Nina Kintsurashvili (b.1992) lives and works in Tbilisi, Georgia. An interdisciplinary artist and painter, she earned her BFA in painting from Tbilisi State Academy of Arts in 2014 and her MFA in Sculpture & Intermedia from The University of Iowa in 2014 as a Fulbright Foreign Student. Kintsurashvili’s works have been exhibited at Gallery Artbeat, Tbilisi, Svaneti Museum of History and Ethnography, Mestia, Georgia, Public Space One, Iowa City, Iowa, Kunstraum Lakeside, Klagenfurt, Austria, LC Queisser, Tbilisi, Georgia, Ortega y Gasset Projects New York, and Tatjana Pieters, Ghent, among others.

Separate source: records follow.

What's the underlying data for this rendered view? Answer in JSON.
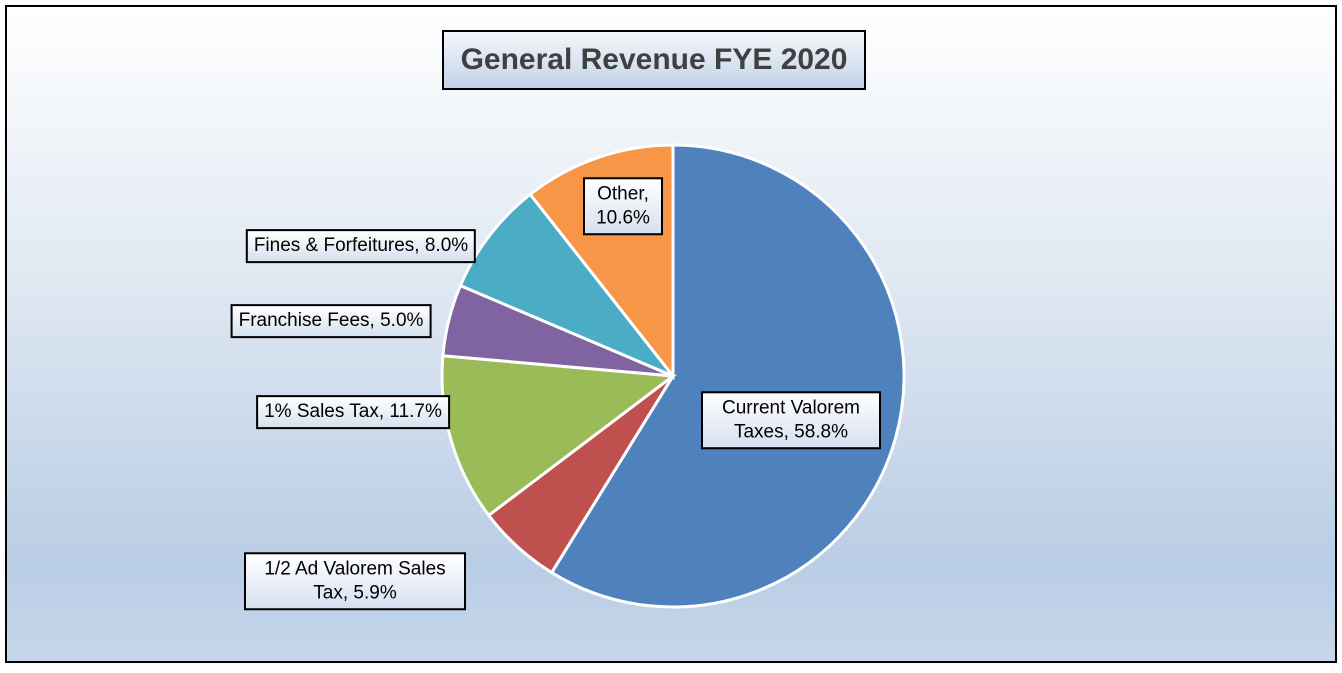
{
  "chart_data": {
    "type": "pie",
    "title": "General Revenue FYE 2020",
    "categories": [
      "Current Valorem Taxes",
      "1/2 Ad Valorem Sales Tax",
      "1% Sales Tax",
      "Franchise Fees",
      "Fines & Forfeitures",
      "Other"
    ],
    "values": [
      58.8,
      5.9,
      11.7,
      5.0,
      8.0,
      10.6
    ],
    "value_labels": [
      "Current Valorem Taxes, 58.8%",
      "1/2 Ad Valorem Sales Tax, 5.9%",
      "1% Sales Tax, 11.7%",
      "Franchise Fees, 5.0%",
      "Fines & Forfeitures, 8.0%",
      "Other, 10.6%"
    ],
    "colors": [
      "#4f81bd",
      "#c0504d",
      "#9bbb59",
      "#8064a2",
      "#4bacc6",
      "#f79646"
    ]
  }
}
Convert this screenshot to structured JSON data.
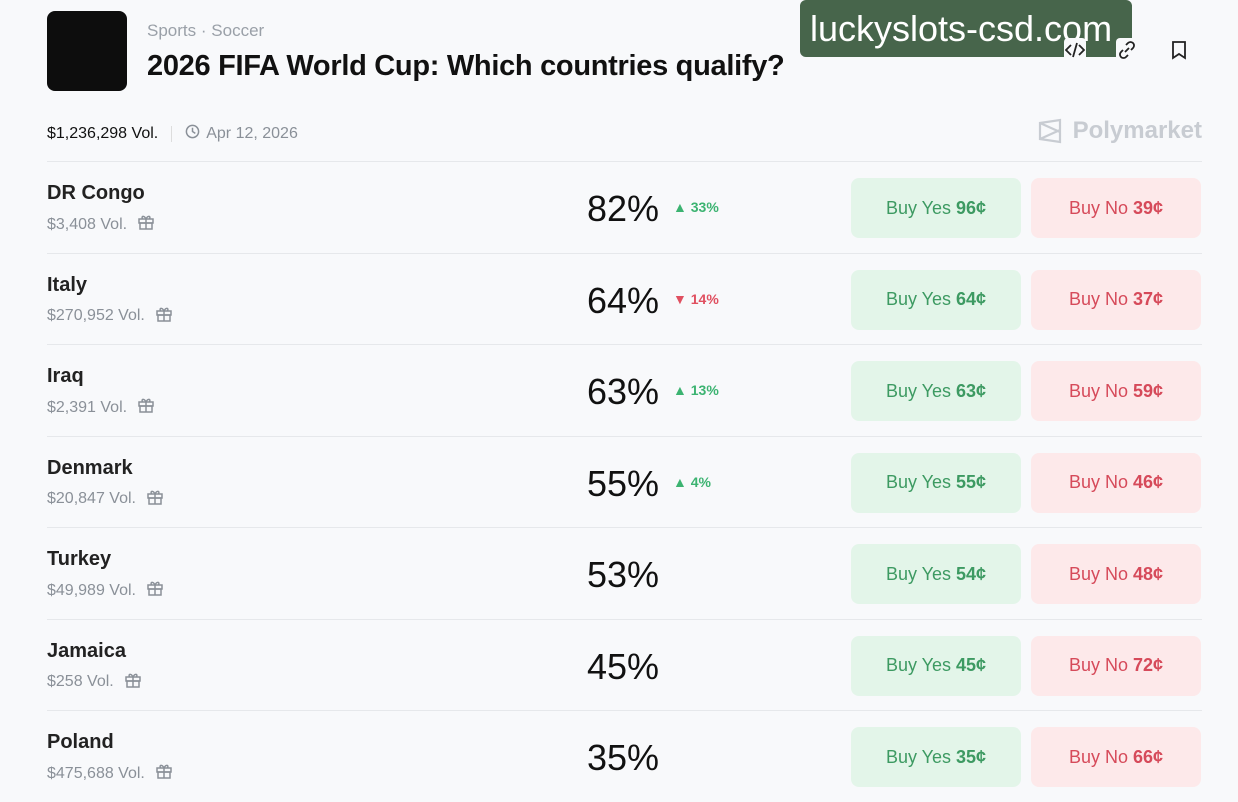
{
  "header": {
    "category": "Sports",
    "subcategory": "Soccer",
    "title": "2026 FIFA World Cup: Which countries qualify?",
    "volume": "$1,236,298 Vol.",
    "date": "Apr 12, 2026",
    "brand": "Polymarket"
  },
  "watermark": "luckyslots-csd.com",
  "outcomes": [
    {
      "name": "DR Congo",
      "vol": "$3,408 Vol.",
      "pct": "82%",
      "change": "33%",
      "dir": "up",
      "yes": "96¢",
      "no": "39¢"
    },
    {
      "name": "Italy",
      "vol": "$270,952 Vol.",
      "pct": "64%",
      "change": "14%",
      "dir": "down",
      "yes": "64¢",
      "no": "37¢"
    },
    {
      "name": "Iraq",
      "vol": "$2,391 Vol.",
      "pct": "63%",
      "change": "13%",
      "dir": "up",
      "yes": "63¢",
      "no": "59¢"
    },
    {
      "name": "Denmark",
      "vol": "$20,847 Vol.",
      "pct": "55%",
      "change": "4%",
      "dir": "up",
      "yes": "55¢",
      "no": "46¢"
    },
    {
      "name": "Turkey",
      "vol": "$49,989 Vol.",
      "pct": "53%",
      "change": "",
      "dir": "",
      "yes": "54¢",
      "no": "48¢"
    },
    {
      "name": "Jamaica",
      "vol": "$258 Vol.",
      "pct": "45%",
      "change": "",
      "dir": "",
      "yes": "45¢",
      "no": "72¢"
    },
    {
      "name": "Poland",
      "vol": "$475,688 Vol.",
      "pct": "35%",
      "change": "",
      "dir": "",
      "yes": "35¢",
      "no": "66¢"
    }
  ],
  "labels": {
    "buy_yes": "Buy Yes",
    "buy_no": "Buy No",
    "dot": "·"
  },
  "colors": {
    "yes": "#3d9a62",
    "no": "#d64a5a",
    "up": "#3cb371",
    "down": "#e05060"
  }
}
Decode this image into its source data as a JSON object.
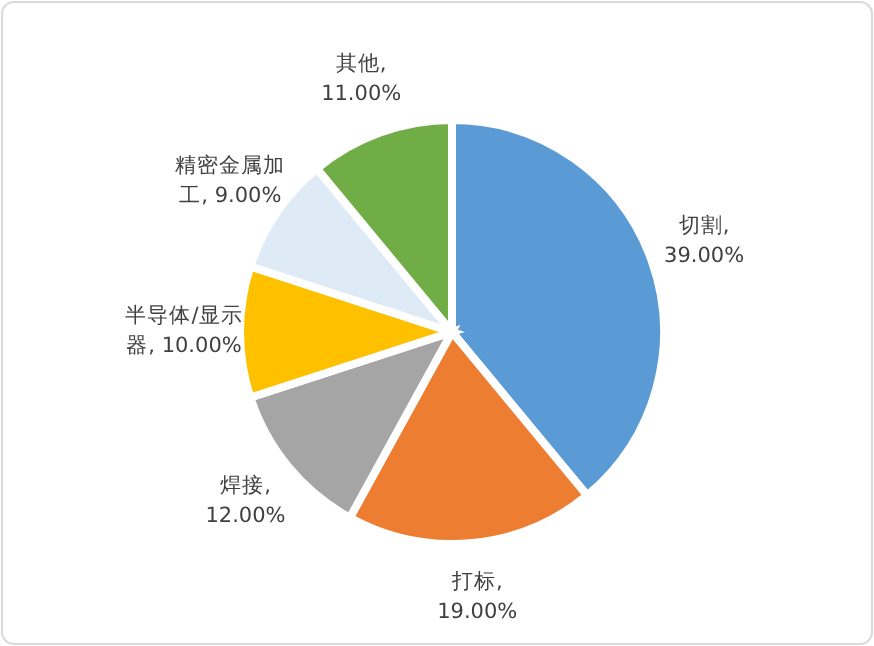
{
  "chart_data": {
    "type": "pie",
    "categories": [
      "切割",
      "打标",
      "焊接",
      "半导体/显示器",
      "精密金属加工",
      "其他"
    ],
    "values": [
      39,
      19,
      12,
      10,
      9,
      11
    ],
    "value_labels": [
      ", 39.00%",
      ", 19.00%",
      ", 12.00%",
      ", 10.00%",
      ", 9.00%",
      ", 11.00%"
    ],
    "colors": [
      "#5b9bd5",
      "#ed7d31",
      "#a5a5a5",
      "#ffc000",
      "#deebf7",
      "#70ad47"
    ]
  }
}
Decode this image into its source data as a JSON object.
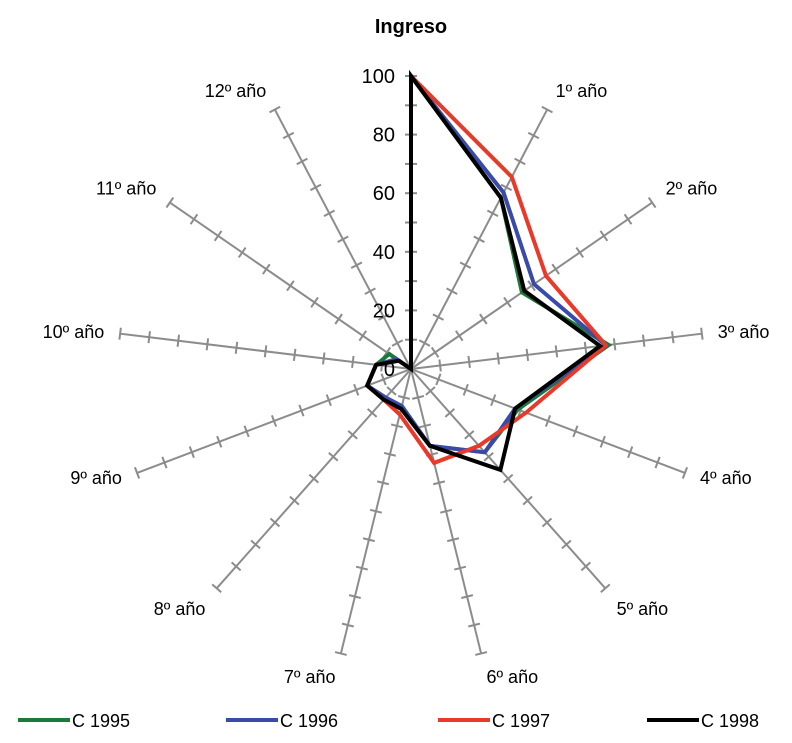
{
  "chart_data": {
    "type": "radar",
    "title": "Ingreso",
    "categories": [
      "",
      "1º año",
      "2º año",
      "3º año",
      "4º año",
      "5º año",
      "6º año",
      "7º año",
      "8º año",
      "9º año",
      "10º año",
      "11º año",
      "12º año"
    ],
    "rlim": [
      0,
      100
    ],
    "radial_ticks": [
      "0",
      "20",
      "40",
      "60",
      "80",
      "100"
    ],
    "minor_ticks_per_axis": 10,
    "grid": false,
    "legend_position": "bottom",
    "series": [
      {
        "name": "C 1995",
        "color": "#1a7a3a",
        "values": [
          100,
          66,
          46,
          68,
          39,
          38,
          27,
          14,
          14,
          16,
          12,
          9,
          0
        ]
      },
      {
        "name": "C 1996",
        "color": "#3a4aa8",
        "values": [
          100,
          68,
          51,
          67,
          38,
          38,
          27,
          13,
          13,
          16,
          12,
          6,
          0
        ]
      },
      {
        "name": "C 1997",
        "color": "#e8392a",
        "values": [
          100,
          74,
          56,
          67,
          42,
          35,
          33,
          16,
          14,
          16,
          12,
          5,
          0
        ]
      },
      {
        "name": "C 1998",
        "color": "#000000",
        "values": [
          100,
          66,
          47,
          65,
          38,
          46,
          27,
          14,
          14,
          16,
          12,
          5,
          0
        ]
      }
    ]
  }
}
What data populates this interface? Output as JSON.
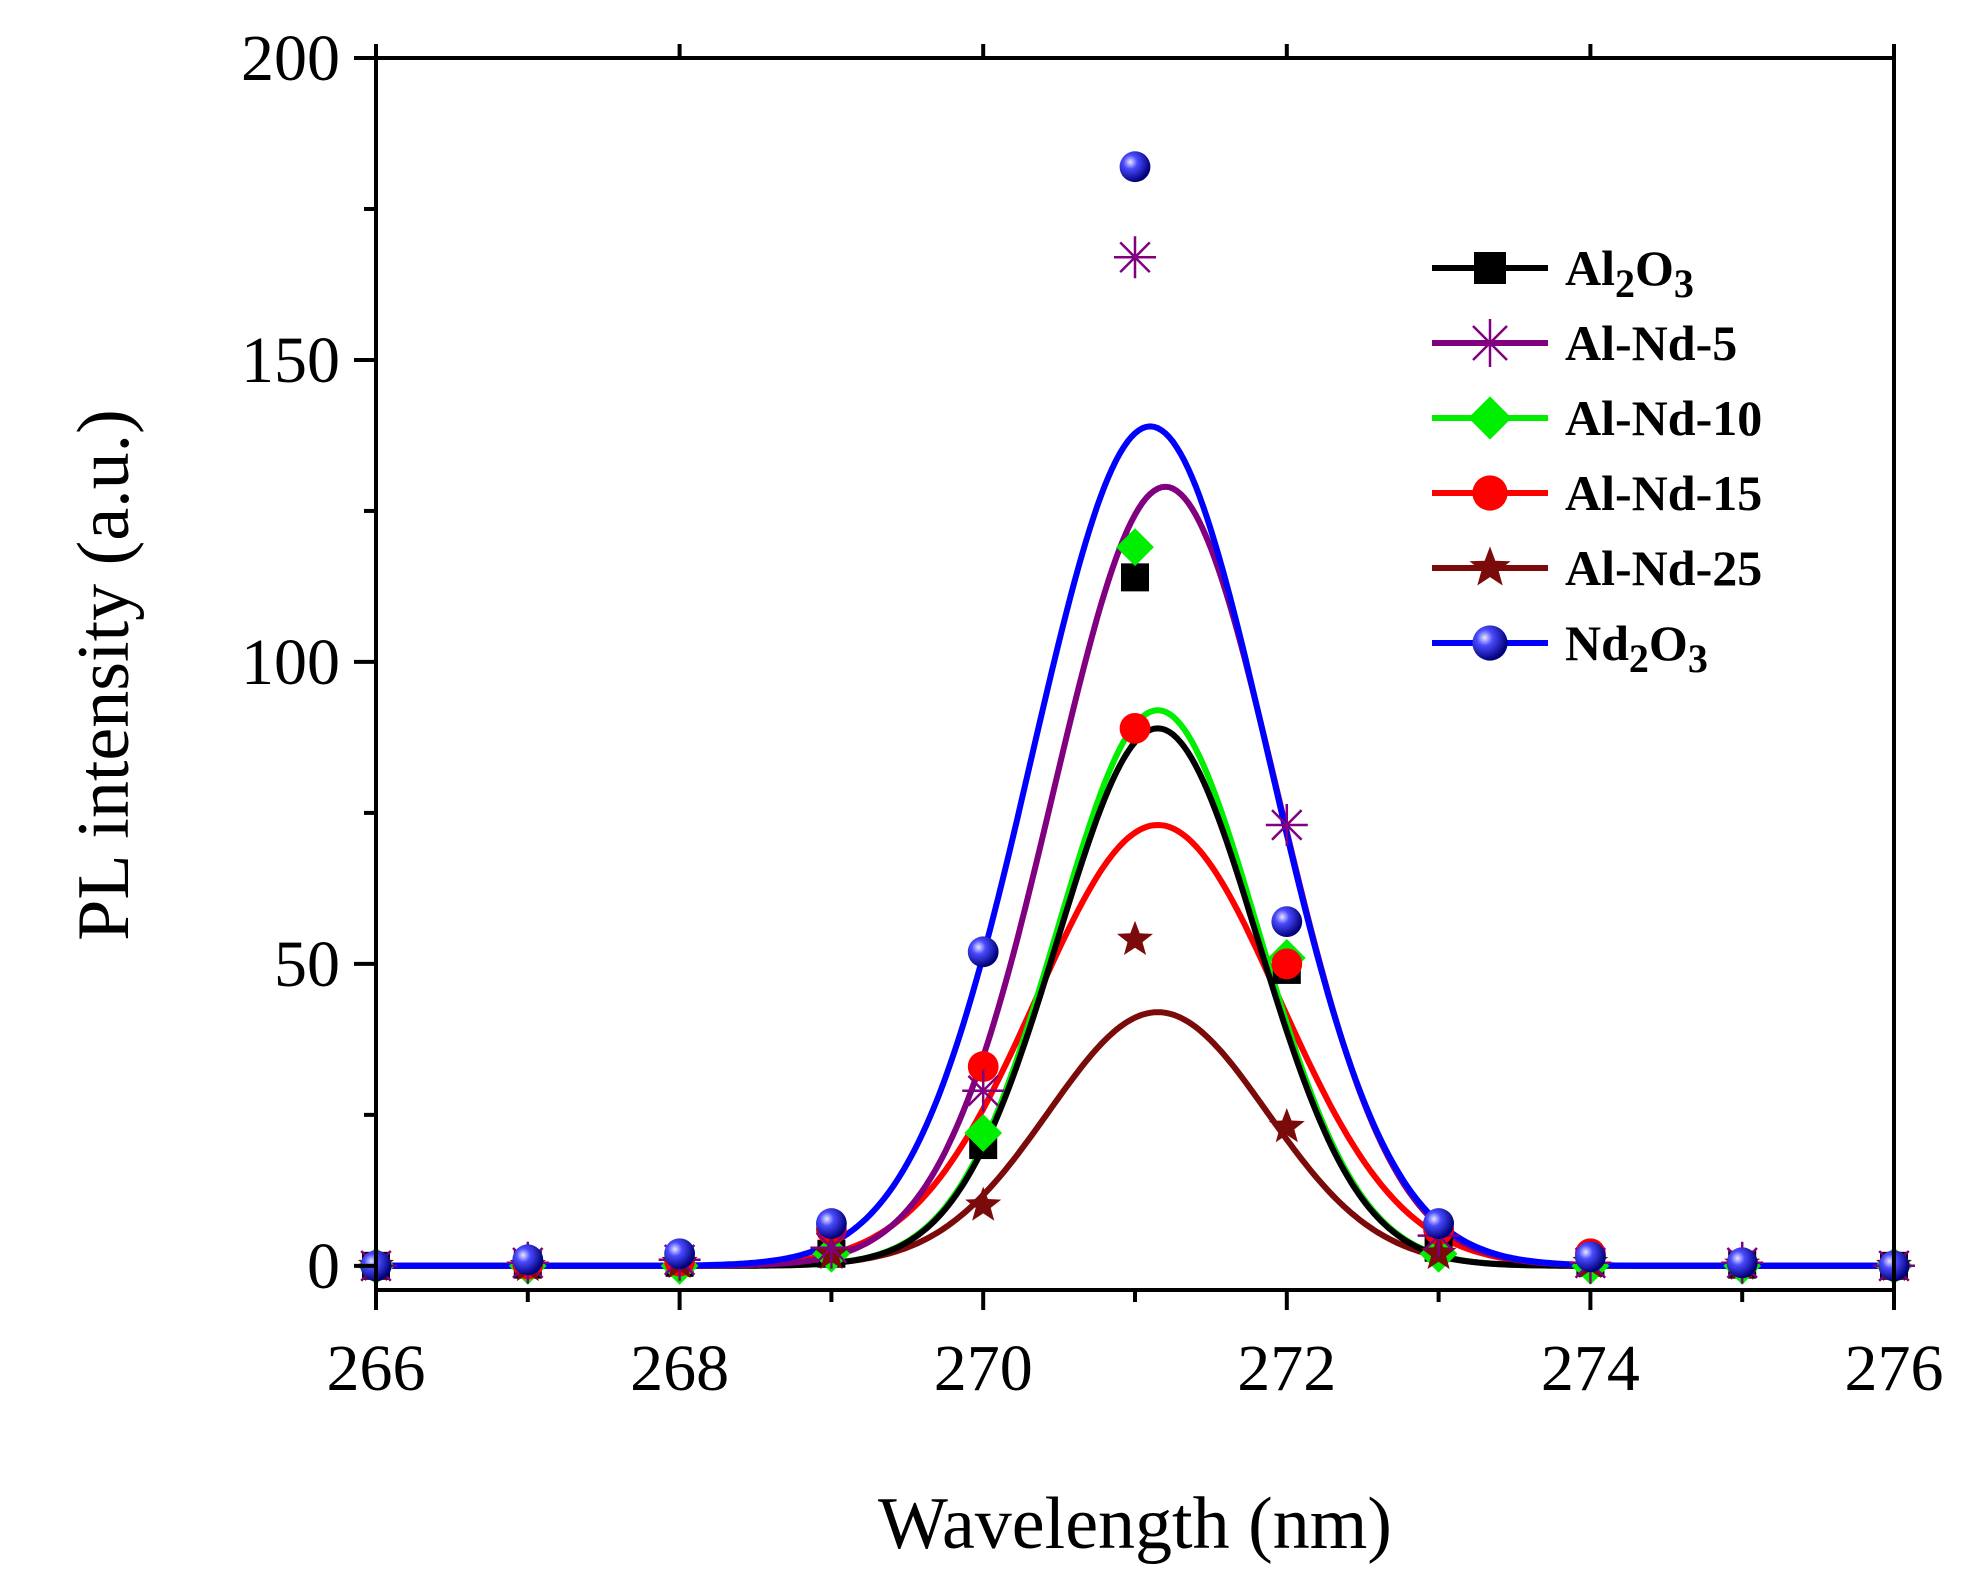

Lasha Kintsurashvili (b.1968) is a Georgian painter, iconographer, fresco conservator and calligrapher. In 1985 he graduated from Physical Mathematical School named after V. M. Komarov. At the same time he attended an art specialized school of the Georgia Ministry of Education, in the field of Fine Arts. Lasha continued his studies in the same year at Georgian Technical University, at the architectural department in which he graduated in 1991. After the collapse of the Soviet Union in 1991 and since gaining the Georgian Independence, Lasha has been involved in reviving the Georgian school of icon painting. In the 90s a small group of icon painters including Lasha Kintsurashvili, Amiran Bakuradze, Temur Japaridze and others, started traveling around Georgia, especially in remote mountain regions such as Svaneti, copying and re-learning the lost tradition of fresco painting. In 1989-90 he participated in restoration of medieval murals in Svaneti.